Искусство
24.10.2013 04:16
Его охватывает всеподавляющее горестное чувство, что он здесь чужой, что он самое несчастное существо в мире, что он иностранец. Холодное голубое небо Парижа, вдалеке устремленный вверх шпиль Эйфелевой башни, книжные завалы на набережной, ажурные тени каштановых крон на чистой, залитой солнцем улице, — к чему вся эта красота? Он — не Бодлер, страстно желающий оказаться „где-нибудь за пределами этого мира”. Он страстно хочет быть именно в этом мире, в мире, который он знает лучше всего, в мире — не таком прекрасном, как этот, может быть, слегка сентиментальном и чуточку вульгарном, но именно поэтому своем. Свой дом, родина.Но ностальгия — не роковая болезнь, и в нашем случае она длится недолго. В одно мгновение сочувствующий оркестр стремительно „посылает” на помощь другую тему, которую вводят две трубы. Должно быть, наш герой встречает соотечественника, так как эта последняя тема представляет собой шумный, веселый, уверенный в себе чарльстон, в жилах которого нет ни капли французской крови.На какое-то время Париж исчезает; а оркестр звучит говорливо и с удовольствием, отпуская остроты и шуточки и некоторое время демонстрируя нам, что где бы ни встретились два американца, это всегда великолепно. Вскоре после этого является „Тема Прогулки N 2”, которую с энтузиазмом подхватывает „Тема № 3”. В конце концов Париж — не такое уж плохое место: между прочим, это просто великолепное место! Прекрасная погода, никаких дел до завтра. Снова возвращается тоска, но успокоенная „Второй Темой Прогулки”, — это скорее счастливое воспоминание, чем приступ ностальгии, — и оркестр бурным финалом решает кутить всю ночь. Как было бы здорово оказаться сейчас дома, но пока— это Париж!

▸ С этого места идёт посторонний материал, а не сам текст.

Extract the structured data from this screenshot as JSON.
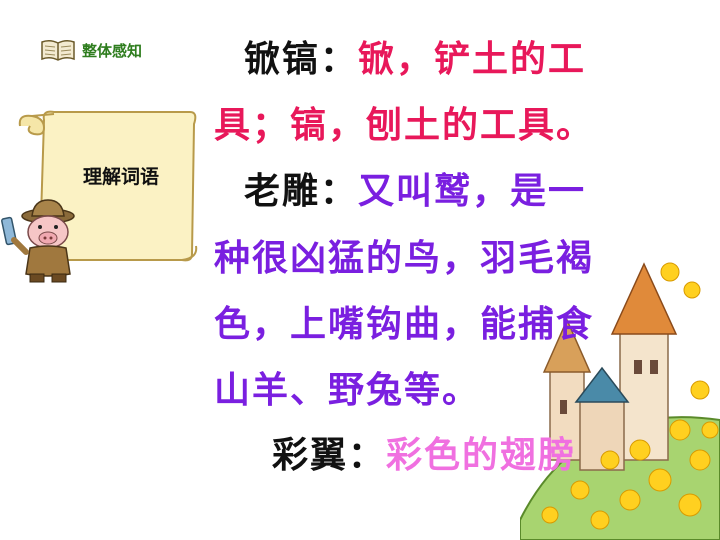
{
  "header": {
    "badge_label": "整体感知",
    "icon": "book-icon"
  },
  "scroll": {
    "label": "理解词语"
  },
  "entries": [
    {
      "term": "锨镐：",
      "def_line1": "锨，铲土的工",
      "def_line2": "具；镐，刨土的工具。"
    },
    {
      "term": "老雕：",
      "def_line1": "又叫鹫，是一",
      "def_line2": "种很凶猛的鸟，羽毛褐",
      "def_line3": "色，上嘴钩曲，能捕食",
      "def_line4": "山羊、野兔等。"
    },
    {
      "term": "彩翼：",
      "def_line1": "彩色的翅膀"
    }
  ],
  "colors": {
    "term": "#111111",
    "definition_1": "#e8185a",
    "definition_2": "#7a1fe0",
    "definition_3": "#f070e0"
  }
}
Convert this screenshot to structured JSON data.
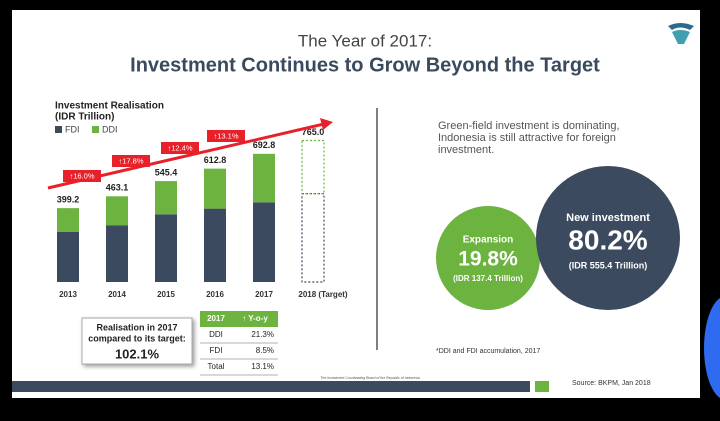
{
  "header": {
    "title_line1": "The Year of 2017:",
    "title_line2": "Investment Continues to Grow Beyond the Target"
  },
  "chart_data": {
    "type": "bar",
    "stacked": true,
    "title_lines": [
      "Investment Realisation",
      "(IDR Trillion)"
    ],
    "categories": [
      "2013",
      "2014",
      "2015",
      "2016",
      "2017",
      "2018 (Target)"
    ],
    "series": [
      {
        "name": "FDI",
        "color": "#3b4a5e",
        "values": [
          270.4,
          307.0,
          365.9,
          396.6,
          430.5,
          477.4
        ]
      },
      {
        "name": "DDI",
        "color": "#6cb33f",
        "values": [
          128.8,
          156.1,
          179.5,
          216.2,
          262.3,
          287.6
        ]
      }
    ],
    "value_labels": [
      "399.2",
      "463.1",
      "545.4",
      "612.8",
      "692.8",
      "765.0"
    ],
    "target_index": 5,
    "growth": [
      16.0,
      17.8,
      12.4,
      13.1
    ],
    "growth_labels": [
      "↑16.0%",
      "↑17.8%",
      "↑12.4%",
      "↑13.1%"
    ],
    "growth_color": "#e8202a",
    "ylim": [
      0,
      800
    ]
  },
  "realisation_box": {
    "text_lines": [
      "Realisation in 2017",
      "compared to its target:"
    ],
    "value": "102.1%"
  },
  "table": {
    "header": [
      "2017",
      "↑ Y-o-y"
    ],
    "rows": [
      [
        "DDI",
        "21.3%"
      ],
      [
        "FDI",
        "8.5%"
      ],
      [
        "Total",
        "13.1%"
      ]
    ]
  },
  "right_text": [
    "Green-field investment is dominating,",
    "Indonesia is still attractive for foreign",
    "investment."
  ],
  "circles": [
    {
      "label": "Expansion",
      "percent": "19.8%",
      "amount": "(IDR 137.4 Trillion)",
      "color": "#6cb33f"
    },
    {
      "label": "New investment",
      "percent": "80.2%",
      "amount": "(IDR 555.4 Trillion)",
      "color": "#3b4a5e"
    }
  ],
  "footnote": "*DDI and FDI accumulation, 2017",
  "footer_org": "The Investment Coordinating Board of the Republic of Indonesia",
  "source": "Source: BKPM, Jan 2018"
}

Согласно музыкальному справочнику Тейлора симфоническая поэма строится на нескольких основных темах: некоторые из них являются эпизодическими, проходящими, другие всесторонне разрабатываются. Эти темы экспонируются, развиваются, видоизменяются и затем, переплавленные, возвращаются в симфонизированной манере; для ее формы характерна присущая рапсодии свобода.